One of the ugliest blots along a Canton Road corridor that’s long been the subject of redevelopment efforts appears to be going away soon, but what will come in its place is uncertain.
The owner of an 0.87-acre parcel of land just north of the Canton Road Connector wants to convert a long-abandoned gas station into a kitchen and cabinet showroom, but after a Cobb Planning Commission meeting Tuesday, those plans might be in limbo.
Planning board member Judy Williams, who represents the Canton Road corridor, expressed frustration that the property owner hadn’t submitted detailed plans. Those include meeting design guidelines as part of the Canton Road Corridor Plan.
PetroPlex Joint Venture, the property owner, has not forwarded any renderings, and was to have included stipulations to remove the canopy and front signage from the old gas station.
PetroPlex had requested to rezone the land currently designated for general commercial (GC) to neighborhood retail commercial, or NRC (agenda item packet), since it had been vacant for so long.
Saying she “had high hopes” for the redevelopment of the property, Williams made a motion instead to recommend approval of a low-rise office category (LRO), and her motion passed 5-0.
The planning board’s vote is advisory. The Cobb Board of Commissioners will make a final decision on Dec. 19, but the case illustrates the challenges of cleaning up blighted properties along Canton Road.
The property at 2120 Canton Road has been vacant since 2003. Civic and business groups in the area didn’t like the rezoning request because of the lack of details.

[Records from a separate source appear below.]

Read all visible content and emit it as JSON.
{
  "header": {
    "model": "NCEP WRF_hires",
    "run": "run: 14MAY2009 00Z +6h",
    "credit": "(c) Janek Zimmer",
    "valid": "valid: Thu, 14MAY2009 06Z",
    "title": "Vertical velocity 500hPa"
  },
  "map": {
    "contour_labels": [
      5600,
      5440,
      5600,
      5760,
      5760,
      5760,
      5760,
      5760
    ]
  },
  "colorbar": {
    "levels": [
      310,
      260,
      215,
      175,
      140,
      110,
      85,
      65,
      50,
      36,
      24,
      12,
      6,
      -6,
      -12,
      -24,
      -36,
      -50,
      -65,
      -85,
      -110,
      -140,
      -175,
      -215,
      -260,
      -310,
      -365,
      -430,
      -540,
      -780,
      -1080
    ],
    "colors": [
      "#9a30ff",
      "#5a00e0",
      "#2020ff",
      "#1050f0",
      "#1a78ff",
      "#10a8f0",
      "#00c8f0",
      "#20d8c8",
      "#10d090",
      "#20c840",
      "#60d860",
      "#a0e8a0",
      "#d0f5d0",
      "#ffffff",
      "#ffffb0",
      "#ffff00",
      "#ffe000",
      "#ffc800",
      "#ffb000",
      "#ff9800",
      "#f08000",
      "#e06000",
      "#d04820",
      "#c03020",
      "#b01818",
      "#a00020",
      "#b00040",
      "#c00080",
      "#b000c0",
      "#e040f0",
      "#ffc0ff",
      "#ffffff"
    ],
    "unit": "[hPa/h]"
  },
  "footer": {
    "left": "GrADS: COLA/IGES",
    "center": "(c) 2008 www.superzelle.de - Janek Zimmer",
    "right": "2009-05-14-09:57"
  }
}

While the former gas station has been “a true eyesore” in the community for years, Carol Brown of the Canton Road Neighbors civic association was troubled that no stipulation letters specified the canopy removal.
Her group drafted a letter including that request and asked for a prohibition against southbound turns onto Canton Road, limiting traffic to “a right in, right out” pattern.

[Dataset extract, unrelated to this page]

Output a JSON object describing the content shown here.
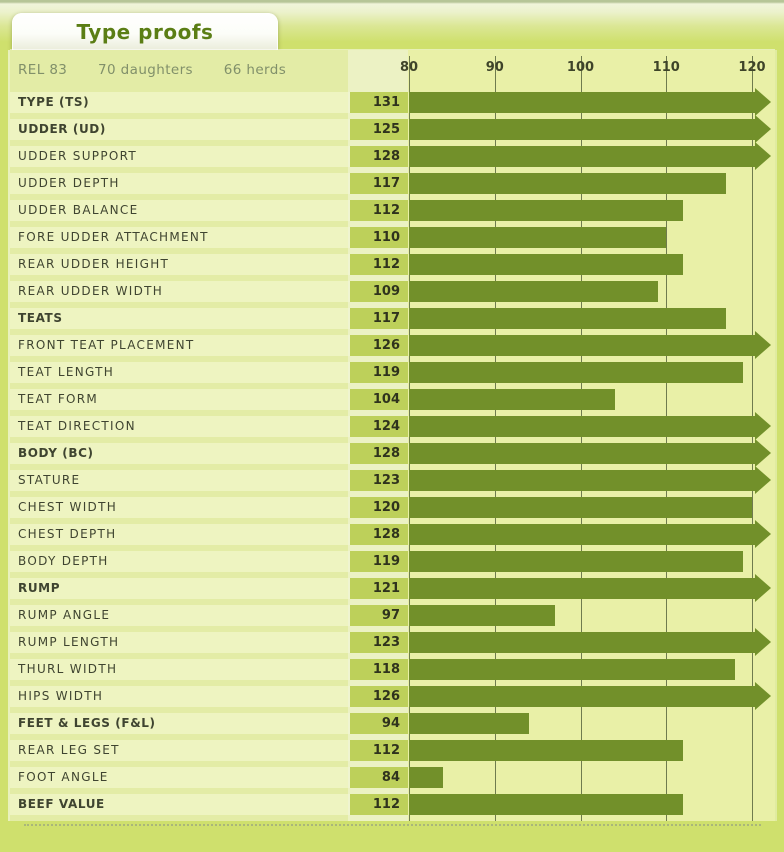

Eric Hodge of PetroPlex said he has “spent a lot of money abating a nuisance,” telling the planning board he found out about the canopy removal request only on Tuesday. Fuel tanks from the old gas station were removed earlier this year, as the company acquired the land. Plans call for renovating and expanding the existing building for the showroom, which would be open from 8-5 Monday-Friday and employ 4-6 people.
He said keeping the canopy “is an integral part of the business,” and that he has been “trying to take a bad property and make it nice.”
Williams said she didn’t understand how leaving the canopy standing would have that effect. In her motion, she included language that it be removed, and that new signage fitting the design guidelines also be part of the site plan.